Ad agosto dunque, su 87 ricoveri registrati in totale nel polo infettivologico campano, distribuiti nei vari asset assistenziali (degenza ordinaria, terapia sub intensiva e rianimazione) 78 hanno riguardato pazienti non vaccinati per i quali sono stati spesi circa 1,66 milioni di euro. In totale sono 48 i casi contati nei posti letto di degenza ordinaria, 23 in sub intensiva e 16 i pazienti assistiti in rianimazione. Nel mese di settembre invece, a fronte di 125 ricoveri, sono stati 112 quelli a carico di malati non immunizzati preventivamente per una spesa totale, generata dalle cure che ammonta a 1,99 milioni.

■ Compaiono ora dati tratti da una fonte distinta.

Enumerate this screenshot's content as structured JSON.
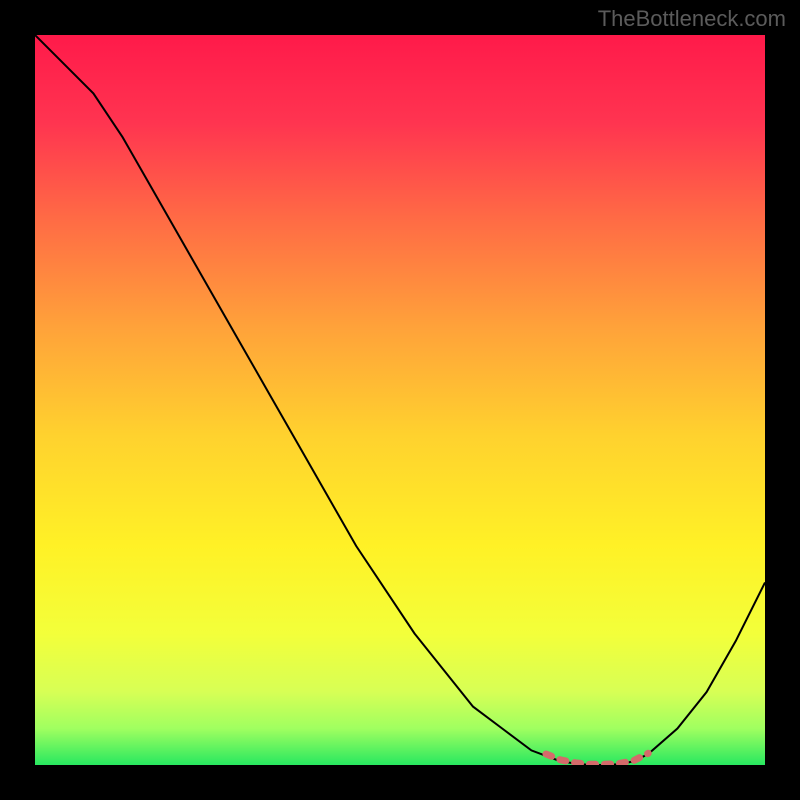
{
  "watermark": "TheBottleneck.com",
  "chart_data": {
    "type": "line",
    "title": "",
    "xlabel": "",
    "ylabel": "",
    "xlim": [
      0,
      100
    ],
    "ylim": [
      0,
      100
    ],
    "series": [
      {
        "name": "bottleneck-curve",
        "color": "#000000",
        "x": [
          0,
          4,
          8,
          12,
          16,
          20,
          24,
          28,
          32,
          36,
          40,
          44,
          48,
          52,
          56,
          60,
          64,
          68,
          72,
          74,
          76,
          78,
          80,
          82,
          84,
          88,
          92,
          96,
          100
        ],
        "y": [
          100,
          96,
          92,
          86,
          79,
          72,
          65,
          58,
          51,
          44,
          37,
          30,
          24,
          18,
          13,
          8,
          5,
          2,
          0.5,
          0.2,
          0,
          0,
          0.1,
          0.5,
          1.5,
          5,
          10,
          17,
          25
        ]
      },
      {
        "name": "optimal-range-highlight",
        "color": "#d46a6a",
        "thickness": "thick",
        "x": [
          70,
          72,
          74,
          76,
          78,
          80,
          82,
          84
        ],
        "y": [
          1.5,
          0.7,
          0.3,
          0.1,
          0.1,
          0.2,
          0.6,
          1.6
        ]
      }
    ],
    "background_gradient": {
      "type": "vertical",
      "stops": [
        {
          "pos": 0.0,
          "color": "#ff1a4a"
        },
        {
          "pos": 0.12,
          "color": "#ff3450"
        },
        {
          "pos": 0.25,
          "color": "#ff6a45"
        },
        {
          "pos": 0.4,
          "color": "#ffa23a"
        },
        {
          "pos": 0.55,
          "color": "#ffd22e"
        },
        {
          "pos": 0.7,
          "color": "#fff126"
        },
        {
          "pos": 0.82,
          "color": "#f3ff3a"
        },
        {
          "pos": 0.9,
          "color": "#d7ff55"
        },
        {
          "pos": 0.95,
          "color": "#a0ff60"
        },
        {
          "pos": 1.0,
          "color": "#28e860"
        }
      ]
    }
  }
}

La distribuzione dei costi segue una distribuzione leggermente diversa in quanto la maggior quota degli ingressi in ospedale ha riguardato degenti finiti in reparti ordinari (100 non vaccinati) seguita dai malati ricoverati in sub intensiva (22) con una minor percentuale di pazienti non vaccinati approdati a settembre in rianimazione (3 pazienti in totale), reparto che sconta come è noto oltre il 50 per cento di mortalità. «I costi standard, ossia quelli calcolati in base a una ospedalizzazione di impegno medio in un reparto di malattie infettive ordinario e di durata media, sarebbero stati quasi dimezzati in condizioni normali ma l’Azienda dei colli ha costi maggiori per la particolare specializzazione, per l’uso di farmaci innovativi e di personale altamente specializzati». I costi indicati sono insomma quelli realmente sostenuti come somma dei costi delle singole unità operative impegnate. «I pazienti non vaccinati - conclude Amodio - tendono ad avere una malattia più grave e a restare più a lungo in ospedale e dunque hanno anche un peso, in termini di costo medio e di gravità del caso, più alti di quelli standard».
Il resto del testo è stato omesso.